Par conséquent, les données satellitaires sont considérées comme un substitut de cette exposition réelle à la lumière artificielle pour chaque femme, en particulier le soir avant le sommeil. Trop de lumière du soir peut retarder la transition normale vers la physiologie nocturne, qui devrait commencer au crépuscule. Une partie importante de cette transition est une augmentation substantielle de la mélatonine hormonale dans le sang. Il a été démontré que la mélatonine a de forts effets anticancéreux chez les rats de laboratoire. Plus la longueur d’onde de la lumière est courte, c’est-à-dire plus la lumière est bleue par rapport aux autres couleurs, plus la baisse de la mélatonine est importante et plus le passage à la physiologie nocturne est retardé. Une conséquence possible, quoique surprenante, de cette exposition à la lumière est un risque accru de cancer du sein chez les femmes. L’étude de Harvard est donc significative car elle ajoute des preuves solides au nombre croissant d’études qui soutiennent l’idée qu’une exposition excessive à la lumière artificielle pendant la nuit augmente le risque de cancer du sein. Plus intéressant encore est le fait que le cancer du sein n’a pas de cause profonde connue. Ce n’est pas le cas pour de nombreux autres cancers courants, tels que le cancer du poumon, du foie, du col de l’utérus et de l’estomac, pour chacun desquels une cause majeure a été identifiée : les principales causes sont le tabagisme, les virus de l’hépatite, le virus du papillome humain et la bactérie Helicobacter pylori.
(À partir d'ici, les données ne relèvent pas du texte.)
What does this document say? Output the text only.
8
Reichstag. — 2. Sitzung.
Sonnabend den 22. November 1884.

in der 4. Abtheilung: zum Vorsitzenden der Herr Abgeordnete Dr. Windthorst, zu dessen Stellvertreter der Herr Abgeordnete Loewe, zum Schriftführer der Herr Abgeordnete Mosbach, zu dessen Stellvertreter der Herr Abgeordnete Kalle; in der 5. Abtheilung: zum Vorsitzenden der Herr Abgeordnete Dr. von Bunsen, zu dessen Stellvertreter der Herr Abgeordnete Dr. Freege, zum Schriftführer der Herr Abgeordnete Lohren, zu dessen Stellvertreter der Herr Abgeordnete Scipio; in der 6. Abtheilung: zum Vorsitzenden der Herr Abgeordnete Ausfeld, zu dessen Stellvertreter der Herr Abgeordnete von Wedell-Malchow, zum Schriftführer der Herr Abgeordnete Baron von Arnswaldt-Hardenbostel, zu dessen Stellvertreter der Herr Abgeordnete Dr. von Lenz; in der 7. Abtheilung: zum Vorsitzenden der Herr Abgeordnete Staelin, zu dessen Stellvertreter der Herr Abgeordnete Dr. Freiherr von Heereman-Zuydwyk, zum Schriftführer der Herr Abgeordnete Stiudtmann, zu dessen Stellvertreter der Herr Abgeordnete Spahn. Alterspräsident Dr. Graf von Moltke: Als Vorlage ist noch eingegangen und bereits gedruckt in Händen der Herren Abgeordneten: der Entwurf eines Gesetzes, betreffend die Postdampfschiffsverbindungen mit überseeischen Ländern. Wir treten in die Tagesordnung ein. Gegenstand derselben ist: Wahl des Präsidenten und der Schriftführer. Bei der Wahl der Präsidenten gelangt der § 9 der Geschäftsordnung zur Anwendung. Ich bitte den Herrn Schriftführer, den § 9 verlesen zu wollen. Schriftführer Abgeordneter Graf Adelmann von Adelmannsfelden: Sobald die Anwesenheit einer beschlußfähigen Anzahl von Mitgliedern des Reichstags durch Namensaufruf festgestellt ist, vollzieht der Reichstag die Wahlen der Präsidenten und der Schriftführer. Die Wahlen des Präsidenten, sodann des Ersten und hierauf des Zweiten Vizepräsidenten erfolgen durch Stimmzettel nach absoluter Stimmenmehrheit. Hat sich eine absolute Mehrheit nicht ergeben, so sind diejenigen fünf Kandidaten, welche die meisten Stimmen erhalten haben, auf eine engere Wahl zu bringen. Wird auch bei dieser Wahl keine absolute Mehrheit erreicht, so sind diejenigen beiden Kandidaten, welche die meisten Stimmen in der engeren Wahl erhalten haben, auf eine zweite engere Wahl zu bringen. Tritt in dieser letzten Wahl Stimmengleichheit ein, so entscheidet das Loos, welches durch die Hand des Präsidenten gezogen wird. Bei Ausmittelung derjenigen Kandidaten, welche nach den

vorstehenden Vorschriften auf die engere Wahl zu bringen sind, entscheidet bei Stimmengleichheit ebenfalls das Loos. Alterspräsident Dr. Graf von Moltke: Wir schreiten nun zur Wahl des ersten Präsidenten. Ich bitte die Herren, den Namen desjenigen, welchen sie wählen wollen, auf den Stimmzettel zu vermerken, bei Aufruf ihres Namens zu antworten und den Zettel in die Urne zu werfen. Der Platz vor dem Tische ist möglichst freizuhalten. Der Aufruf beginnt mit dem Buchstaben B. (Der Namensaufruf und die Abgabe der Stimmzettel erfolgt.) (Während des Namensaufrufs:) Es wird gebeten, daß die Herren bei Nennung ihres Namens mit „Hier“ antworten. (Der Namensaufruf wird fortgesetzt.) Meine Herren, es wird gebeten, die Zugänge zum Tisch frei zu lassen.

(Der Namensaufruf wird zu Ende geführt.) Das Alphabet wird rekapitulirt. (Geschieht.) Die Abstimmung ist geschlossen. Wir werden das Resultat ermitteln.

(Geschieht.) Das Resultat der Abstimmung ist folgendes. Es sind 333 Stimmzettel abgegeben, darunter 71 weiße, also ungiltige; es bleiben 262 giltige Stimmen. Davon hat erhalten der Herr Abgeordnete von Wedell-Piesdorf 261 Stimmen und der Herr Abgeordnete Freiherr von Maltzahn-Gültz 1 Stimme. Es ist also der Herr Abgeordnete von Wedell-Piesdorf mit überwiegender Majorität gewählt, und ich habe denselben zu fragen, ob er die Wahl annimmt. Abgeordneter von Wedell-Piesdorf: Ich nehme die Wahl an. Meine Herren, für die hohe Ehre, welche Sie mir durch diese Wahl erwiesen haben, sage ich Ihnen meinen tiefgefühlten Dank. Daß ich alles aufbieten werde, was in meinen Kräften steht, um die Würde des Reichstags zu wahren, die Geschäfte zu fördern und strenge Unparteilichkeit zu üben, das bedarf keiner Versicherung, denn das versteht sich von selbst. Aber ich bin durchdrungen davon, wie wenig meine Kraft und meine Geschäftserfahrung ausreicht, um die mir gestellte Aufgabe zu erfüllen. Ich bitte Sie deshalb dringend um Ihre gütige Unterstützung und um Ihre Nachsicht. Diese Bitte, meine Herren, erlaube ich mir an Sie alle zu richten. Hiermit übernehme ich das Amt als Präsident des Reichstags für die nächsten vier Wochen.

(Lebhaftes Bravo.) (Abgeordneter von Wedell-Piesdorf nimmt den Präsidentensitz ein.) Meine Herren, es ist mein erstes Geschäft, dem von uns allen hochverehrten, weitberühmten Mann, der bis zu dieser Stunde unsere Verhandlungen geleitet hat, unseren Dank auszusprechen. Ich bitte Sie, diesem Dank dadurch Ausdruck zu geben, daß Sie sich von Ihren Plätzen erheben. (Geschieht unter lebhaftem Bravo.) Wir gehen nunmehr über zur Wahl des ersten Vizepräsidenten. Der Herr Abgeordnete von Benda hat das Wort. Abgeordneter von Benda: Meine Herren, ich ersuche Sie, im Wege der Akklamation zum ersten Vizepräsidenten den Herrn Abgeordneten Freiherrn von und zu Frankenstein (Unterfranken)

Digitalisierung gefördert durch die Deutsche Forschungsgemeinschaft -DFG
La seule note positive est qu’une autre étude a révélé que le fait de passer une semaine en camping synchronise rapidement son cycle de sommeil avec le lever et le coucher du soleil, ce qui peut aider à contrecarrer certains de ces effets. Bien que des recherches supplémentaires soient nécessaires sur le sujet, c’est une raison de plus pour rester plus souvent à l’extérieur pendant la journée lorsque cela est possible.